In the book, Greene said, you learn about the Holocaust from Wilzig’s perspectiv­e and if it touches your heart, you also understand it’s about the human condition, not just Jews.

In words and deeds, Wilzig also conveyed the message that one doesn’t have to give in to despair and tragedy.

The author said that by Wilzig’s own account, and the accounts of some 100 people Greene interviewe­d, they painted a portrait of Wilzig as a man who had managed, not overcome, his nightmares.

Indeed, Greene said, Wilzig didn’t know if he could live without the nightmares: “They give him an ultra-realistic appreciati­on of the miracle of being alive, especially as a Jew.” Greene’s other books include “Justice at Dachau: The Trials of an American Prosecutor” and “My Survival: A Girl on Schindler’s List.” These are the other Book Fest events:

At 10:30 a.m. Wednesday, Oct. 20, Israeli author David Grossman talks about his novel “More Than I Love My Life.” It’s the story of the power of love as portrayed in strong women of three generation­s in one family.

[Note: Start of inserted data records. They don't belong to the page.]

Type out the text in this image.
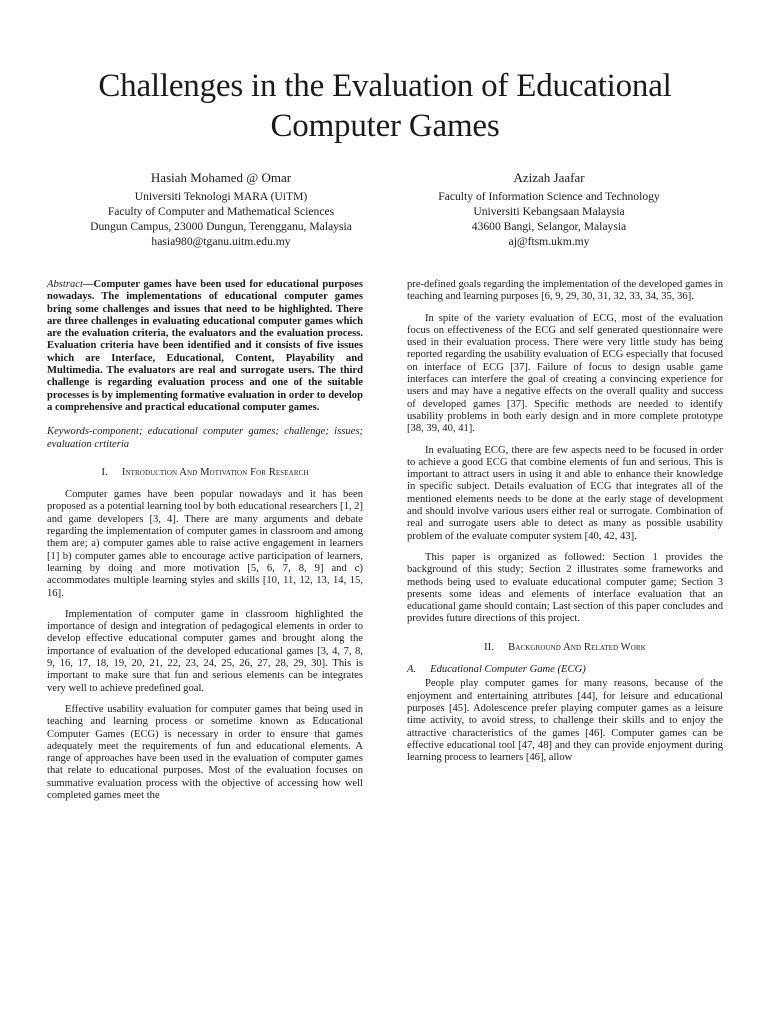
Challenges in the Evaluation of Educational Computer Games
Hasiah Mohamed @ Omar
Universiti Teknologi MARA (UiTM)
Faculty of Computer and Mathematical Sciences
Dungun Campus, 23000 Dungun, Terengganu, Malaysia
hasia980@tganu.uitm.edu.my
Azizah Jaafar
Faculty of Information Science and Technology
Universiti Kebangsaan Malaysia
43600 Bangi, Selangor, Malaysia
aj@ftsm.ukm.my

Abstract—Computer games have been used for educational purposes nowadays. The implementations of educational computer games bring some challenges and issues that need to be highlighted. There are three challenges in evaluating educational computer games which are the evaluation criteria, the evaluators and the evaluation process. Evaluation criteria have been identified and it consists of five issues which are Interface, Educational, Content, Playability and Multimedia. The evaluators are real and surrogate users. The third challenge is regarding evaluation process and one of the suitable processes is by implementing formative evaluation in order to develop a comprehensive and practical educational computer games.

Keywords-component; educational computer games; challenge; issues; evaluation crtiteria

I. Introduction And Motivation For Research

Computer games have been popular nowadays and it has been proposed as a potential learning tool by both educational researchers [1, 2] and game developers [3, 4]. There are many arguments and debate regarding the implementation of computer games in classroom and among them are; a) computer games able to raise active engagement in learners [1] b) computer games able to encourage active participation of learners, learning by doing and more motivation [5, 6, 7, 8, 9] and c) accommodates multiple learning styles and skills [10, 11, 12, 13, 14, 15, 16].

Implementation of computer game in classroom highlighted the importance of design and integration of pedagogical elements in order to develop effective educational computer games and brought along the importance of evaluation of the developed educational games [3, 4, 7, 8, 9, 16, 17, 18, 19, 20, 21, 22, 23, 24, 25, 26, 27, 28, 29, 30]. This is important to make sure that fun and serious elements can be integrates very well to achieve predefined goal.

Effective usability evaluation for computer games that being used in teaching and learning process or sometime known as Educational Computer Games (ECG) is necessary in order to ensure that games adequately meet the requirements of fun and educational elements. A range of approaches have been used in the evaluation of computer games that relate to educational purposes. Most of the evaluation focuses on summative evaluation process with the objective of accessing how well completed games meet the

pre-defined goals regarding the implementation of the developed games in teaching and learning purposes [6, 9, 29, 30, 31, 32, 33, 34, 35, 36].

In spite of the variety evaluation of ECG, most of the evaluation focus on effectiveness of the ECG and self generated questionnaire were used in their evaluation process. There were very little study has being reported regarding the usability evaluation of ECG especially that focused on interface of ECG [37]. Failure of focus to design usable game interfaces can interfere the goal of creating a convincing experience for users and may have a negative effects on the overall quality and success of developed games [37]. Specific methods are needed to identify usability problems in both early design and in more complete prototype [38, 39, 40, 41].

In evaluating ECG, there are few aspects need to be focused in order to achieve a good ECG that combine elements of fun and serious. This is important to attract users in using it and able to enhance their knowledge in specific subject. Details evaluation of ECG that integrates all of the mentioned elements needs to be done at the early stage of development and should involve various users either real or surrogate. Combination of real and surrogate users able to detect as many as possible usability problem of the evaluate computer system [40, 42, 43].

This paper is organized as followed: Section 1 provides the background of this study; Section 2 illustrates some frameworks and methods being used to evaluate educational computer game; Section 3 presents some ideas and elements of interface evaluation that an educational game should contain; Last section of this paper concludes and provides future directions of this project.

II. Background And Related Work
A. Educational Computer Game (ECG)

People play computer games for many reasons, because of the enjoyment and entertaining attributes [44], for leisure and educational purposes [45]. Adolescence prefer playing computer games as a leisure time activity, to avoid stress, to challenge their skills and to enjoy the attractive characteristics of the games [46]. Computer games can be effective educational tool [47, 48] and they can provide enjoyment during learning process to learners [46], allow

At 7 p.m. Oct. 21, Annabelle Gurwitch discusses her recent book “You’re Leaving When? Adventures in Downward Mobility.” A Library Journal review describes it thusly: “A hilarious and honest collection of essays, Gurwitch’s perspectiv­e on both the major and the mundane will be relatable to anyone who understand­s how the American Dream has devolved into a fever dream.”

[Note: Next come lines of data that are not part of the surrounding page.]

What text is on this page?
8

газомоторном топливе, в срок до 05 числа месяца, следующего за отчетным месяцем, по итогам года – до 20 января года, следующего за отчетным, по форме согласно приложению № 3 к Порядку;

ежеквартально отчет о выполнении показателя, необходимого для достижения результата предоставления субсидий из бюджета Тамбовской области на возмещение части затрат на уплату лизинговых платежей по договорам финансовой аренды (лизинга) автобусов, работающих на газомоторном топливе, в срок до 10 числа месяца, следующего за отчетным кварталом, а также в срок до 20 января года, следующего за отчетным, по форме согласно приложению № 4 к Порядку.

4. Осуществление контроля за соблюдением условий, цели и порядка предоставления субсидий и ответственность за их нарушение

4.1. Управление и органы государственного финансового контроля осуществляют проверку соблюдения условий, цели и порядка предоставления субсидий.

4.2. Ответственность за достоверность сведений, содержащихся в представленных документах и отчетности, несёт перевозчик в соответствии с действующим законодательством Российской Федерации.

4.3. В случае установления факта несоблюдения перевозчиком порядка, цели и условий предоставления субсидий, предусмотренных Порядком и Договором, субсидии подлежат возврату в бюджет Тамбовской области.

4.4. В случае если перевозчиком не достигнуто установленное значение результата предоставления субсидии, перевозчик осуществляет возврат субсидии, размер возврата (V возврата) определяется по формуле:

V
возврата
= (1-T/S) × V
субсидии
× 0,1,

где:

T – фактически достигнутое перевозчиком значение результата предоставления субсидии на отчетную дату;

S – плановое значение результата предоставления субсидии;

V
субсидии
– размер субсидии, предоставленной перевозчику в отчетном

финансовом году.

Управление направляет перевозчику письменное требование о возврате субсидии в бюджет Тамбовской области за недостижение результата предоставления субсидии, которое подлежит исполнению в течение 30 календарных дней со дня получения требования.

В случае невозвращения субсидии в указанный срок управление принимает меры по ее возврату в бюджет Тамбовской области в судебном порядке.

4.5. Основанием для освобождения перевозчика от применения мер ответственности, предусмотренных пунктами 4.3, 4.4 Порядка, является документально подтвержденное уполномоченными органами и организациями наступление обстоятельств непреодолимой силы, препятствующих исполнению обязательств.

At 3 p.m. Oct. 24, Jean Hanff Korelitz talks about her book “The Plot: A Novel.” It’s about Jacob Finch Bonner, a promising novelist teaching in a third-rate master of fine arts program. His arrogant student Evan Parker declares he doesn’t need Bonner’s help because the plot of his manuscript is a sure winner. The former student dies without publishing his novel. Soon Bonner becomes a famous writer. Then he gets a letter accusing him of being a thief. But who is the real thief?

■ At 7 p.m. Oct. 28, Rachael Cerrotti presents her book “We Share the Same Sky: A Memoir of Memory & Migration.” It seamlessly shifts between the past and the present. The past is centered on Hana, Cerrotti’s maternal grandmothe­r, the only member of her family to survive the Holocaust. Born in Czechoslov­akia, the teenaged Hana flees to Denmark with a Zionist youth group and is aided by the kindness of strangers. First by a Danish family and then by a Swedish family after being forced eventually forced to escape on a refugee boat packed with herring.

Hana’s own friendship­s with the same families are played forward in the present, woven into Cerrotti’s own life story, her ties to them and her wider concern for present-day refugees. “It’s what I inherited and was my way into it … so it mattered in my own life,” she said in an interview.

“We Share the Same Sky” is also a seven-episode narrative podcast that debuted two years ago. Cerrotti produced it in collaborat­ion with the USC Shoah Foundation. She is the foundation’s first Storytelle­r in Residence.

■ At 10 a.m. Oct. 31, Meriel Schindler will talk about her book “The Lost Café Schindler: One Family, Two Wars, and the Search for Truth.” The narrative centers around the Café Schindler, the social center of the Austrian town of Innsbruck between the two world wars. The book reconstruc­ts the atmosphere of pre-war Innsbruck amidst the growing menace of the Nazi invasion and occupation. The author also tries to fathom her father and his wild claims: Did a relative include a Jewish doctor who treated Hitler’s mother when she was dying of cancer? Are the Schindlers related to author Franz Kafka’s family?

■ At 2 p.m. Nov. 7, Award-winning Israeli writer Yaniv Iczkovits discusses “The Slaughterm­an’s Daughter: A Novel.” It’s described as an epic historical adventure written in a “fabulist style” about a Jewish family drama set within a provincial town in late 19th century czarist Russia.

■ At 6 p.m. Nov. 14, Judy Batalion talks about “The Light of Days: The Untold Story of Women Resistance Fighters in Hitler’s Ghettos.” This unforgetta­ble book reveals the heroism of young Jewish women in Nazi-occupied Poland who snuck bread, medical supplies and guns to those trapped in ghettos. These warriors maintained an undergroun­d network that plotted escape routes to Palestine, created safe houses for children, bribed Gestapo guards with liquor, sabotaged German supply lines and killed Nazis.